Zusatzstoffe in Zigaretten: Die Tabakindustrie droht der Bundesregierung

Suchtverstärker in Zigaretten sollen verboten werden. Die Hersteller müssen massenweise Ware aus dem Handel zurückrufen - obwohl sie das Verbot seit zwei Jahren erwarten.

Die Tabakindustrie droht der Bundesregierung mit einer Beschwerde vor dem Bundesverfassungsgericht gegen die neue Tabak-Verordnung. Diese sieht vor, dass bestimmte Zusatzstoffe in Zigaretten verboten werden. Dazu gehören Substanzen, die die Sucht erzeugende Wirkung verstärken und die Inhalation oder Nikotinaufnahme erleichtern. Der Deutsche Zigarettenverband (DZV) protestiert nun dagegen, dass die Verordnung rückwirkend zum 20. Mai gelten soll.

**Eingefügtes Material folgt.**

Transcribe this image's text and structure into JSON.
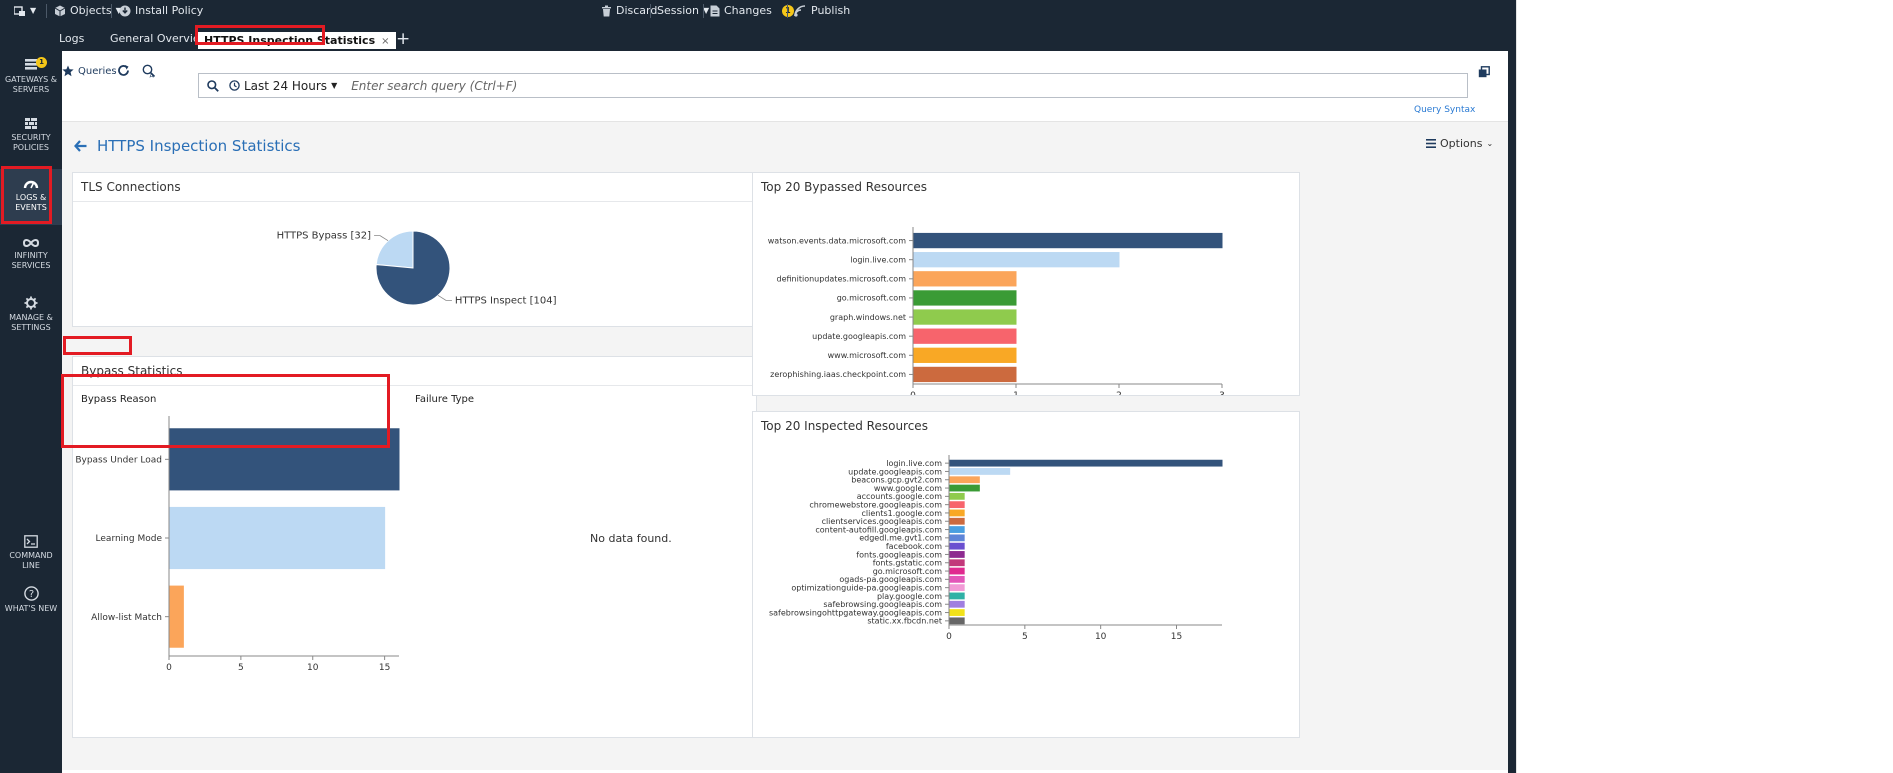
{
  "topbar": {
    "objects_label": "Objects",
    "install_label": "Install Policy",
    "discard_label": "Discard",
    "session_label": "Session",
    "changes_label": "Changes",
    "changes_count": "1",
    "publish_label": "Publish"
  },
  "tabs": [
    {
      "label": "Logs"
    },
    {
      "label": "General Overview"
    },
    {
      "label": "HTTPS Inspection Statistics"
    }
  ],
  "sidebar": {
    "gateways_badge": "1",
    "items": [
      {
        "label": "GATEWAYS & SERVERS"
      },
      {
        "label": "SECURITY POLICIES"
      },
      {
        "label": "LOGS & EVENTS"
      },
      {
        "label": "INFINITY SERVICES"
      },
      {
        "label": "MANAGE & SETTINGS"
      },
      {
        "label": "COMMAND LINE"
      },
      {
        "label": "WHAT'S NEW"
      }
    ]
  },
  "toolbar": {
    "queries_label": "Queries",
    "time_range": "Last 24 Hours",
    "search_placeholder": "Enter search query (Ctrl+F)",
    "query_syntax_label": "Query Syntax"
  },
  "page": {
    "title": "HTTPS Inspection Statistics",
    "options_label": "Options"
  },
  "cards": {
    "tls": {
      "title": "TLS Connections",
      "bypass_label": "HTTPS Bypass [32]",
      "inspect_label": "HTTPS Inspect [104]"
    },
    "bypass_stats": {
      "title": "Bypass Statistics",
      "reason_label": "Bypass Reason",
      "failure_label": "Failure Type",
      "no_data": "No data found."
    },
    "top_bypassed": {
      "title": "Top 20 Bypassed Resources"
    },
    "top_inspected": {
      "title": "Top 20 Inspected Resources"
    }
  },
  "chart_data": [
    {
      "type": "pie",
      "title": "TLS Connections",
      "slices": [
        {
          "name": "HTTPS Bypass",
          "value": 32,
          "label": "HTTPS Bypass [32]",
          "color": "#bcd9f3"
        },
        {
          "name": "HTTPS Inspect",
          "value": 104,
          "label": "HTTPS Inspect [104]",
          "color": "#33537b"
        }
      ]
    },
    {
      "type": "bar",
      "orientation": "horizontal",
      "title": "Bypass Reason",
      "categories": [
        "Bypass Under Load",
        "Learning Mode",
        "Allow-list Match"
      ],
      "values": [
        16,
        15,
        1
      ],
      "colors": [
        "#33537b",
        "#bcd9f3",
        "#fba55a"
      ],
      "xticks": [
        0,
        5,
        10,
        15
      ],
      "xlim": [
        0,
        16
      ]
    },
    {
      "type": "bar",
      "orientation": "horizontal",
      "title": "Top 20 Bypassed Resources",
      "categories": [
        "watson.events.data.microsoft.com",
        "login.live.com",
        "definitionupdates.microsoft.com",
        "go.microsoft.com",
        "graph.windows.net",
        "update.googleapis.com",
        "www.microsoft.com",
        "zerophishing.iaas.checkpoint.com"
      ],
      "values": [
        3,
        2,
        1,
        1,
        1,
        1,
        1,
        1
      ],
      "colors": [
        "#33537b",
        "#bcd9f3",
        "#fba55a",
        "#3a9b35",
        "#8fcb4d",
        "#f7646c",
        "#f9a825",
        "#cc6a3e"
      ],
      "xticks": [
        0,
        1,
        2,
        3
      ],
      "xlim": [
        0,
        3
      ]
    },
    {
      "type": "bar",
      "orientation": "horizontal",
      "title": "Top 20 Inspected Resources",
      "categories": [
        "login.live.com",
        "update.googleapis.com",
        "beacons.gcp.gvt2.com",
        "www.google.com",
        "accounts.google.com",
        "chromewebstore.googleapis.com",
        "clients1.google.com",
        "clientservices.googleapis.com",
        "content-autofill.googleapis.com",
        "edgedl.me.gvt1.com",
        "facebook.com",
        "fonts.googleapis.com",
        "fonts.gstatic.com",
        "go.microsoft.com",
        "ogads-pa.googleapis.com",
        "optimizationguide-pa.googleapis.com",
        "play.google.com",
        "safebrowsing.googleapis.com",
        "safebrowsingohttpgateway.googleapis.com",
        "static.xx.fbcdn.net"
      ],
      "values": [
        18,
        4,
        2,
        2,
        1,
        1,
        1,
        1,
        1,
        1,
        1,
        1,
        1,
        1,
        1,
        1,
        1,
        1,
        1,
        1
      ],
      "colors": [
        "#33537b",
        "#bcd9f3",
        "#fba55a",
        "#3a9b35",
        "#8fcb4d",
        "#f7646c",
        "#f9a825",
        "#cc6a3e",
        "#4a9fe0",
        "#5e85d8",
        "#6a4fd0",
        "#8e2a90",
        "#c2387a",
        "#e02a8f",
        "#e356b8",
        "#f29ad6",
        "#30b1a6",
        "#a07ee0",
        "#f2e21a",
        "#666666"
      ],
      "xticks": [
        0,
        5,
        10,
        15
      ],
      "xlim": [
        0,
        18
      ]
    }
  ]
}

Durch den Rückruf von Zigaretten aus dem Handel drohe der Branche ein Schaden im „hohen dreistelligen Millionenbereich, vielleicht auch über einer Milliarde“, sagte DZV-Geschäftsführer Jan Mücke der „Bild am Sonntag“. Das sei ein „ungeheuerlicher Vorgang“.

Mit der Verordnung setzt die Bundesregierung eine europäische Richtlinie aus dem April 2014 um. Diese verpflichtet die Mitgliedsstaaten, bis zum 20.5.2016 entsprechende Zusatzstoffe zu verbieten. Das Kabinett hatte den Gesetzentwurf im Dezember 2015 verabschiedet, der Bundesrat muss noch zustimmen. Das Verbot von Zusatzstoffen gehöre zu einem Paket von Maßnahmen, die die Gesundheit insbesondere auch von Kindern und Jugendlichen schützen sollten, sagte die Vorsitzende des Verbraucherausschusses, Renate Künast, dem Tagesspiegel.

Künast: Die Zigarettenindustrie hat sich „verzockt“

Die Grünen-Politikerin bezeichnete es als „lächerlich“, nun öffentliche Krokodilstränen zu vergießen. „Die Zigarettenindustrie wusste seit zwei Jahren exakt, was bis wann zu tun ist.“ Natürlich müsse man die Bundesregierung für ihr „offensichtliches Schneckentempo“ kritisieren, welches es nun durch eine sehr späte Vorlage so aussehen lasse, als habe sie eine Rückwirkung erfunden, sagte sie. „Aber alle Rechtsabteilungen der Zigarettenindustrie wussten, dass es keinen rechtlichen Spielraum gibt, den 20.5. dieses Jahres nicht einzuhalten.“ Die Zigarettenindustrie habe sich „verzockt“.

Künast hatte 2005 als damalige Verbraucherministerin angefangen, die Zusatzstoffe in Zigaretten stärker unter die Lupe zu nehmen. Als ersten Schritt ordnete sie damals an, dass die Hersteller sämtliche Zusatzstoffe veröffentlichen müssen. Diese sind mittlerweile in einer Datenbank aufgelistet.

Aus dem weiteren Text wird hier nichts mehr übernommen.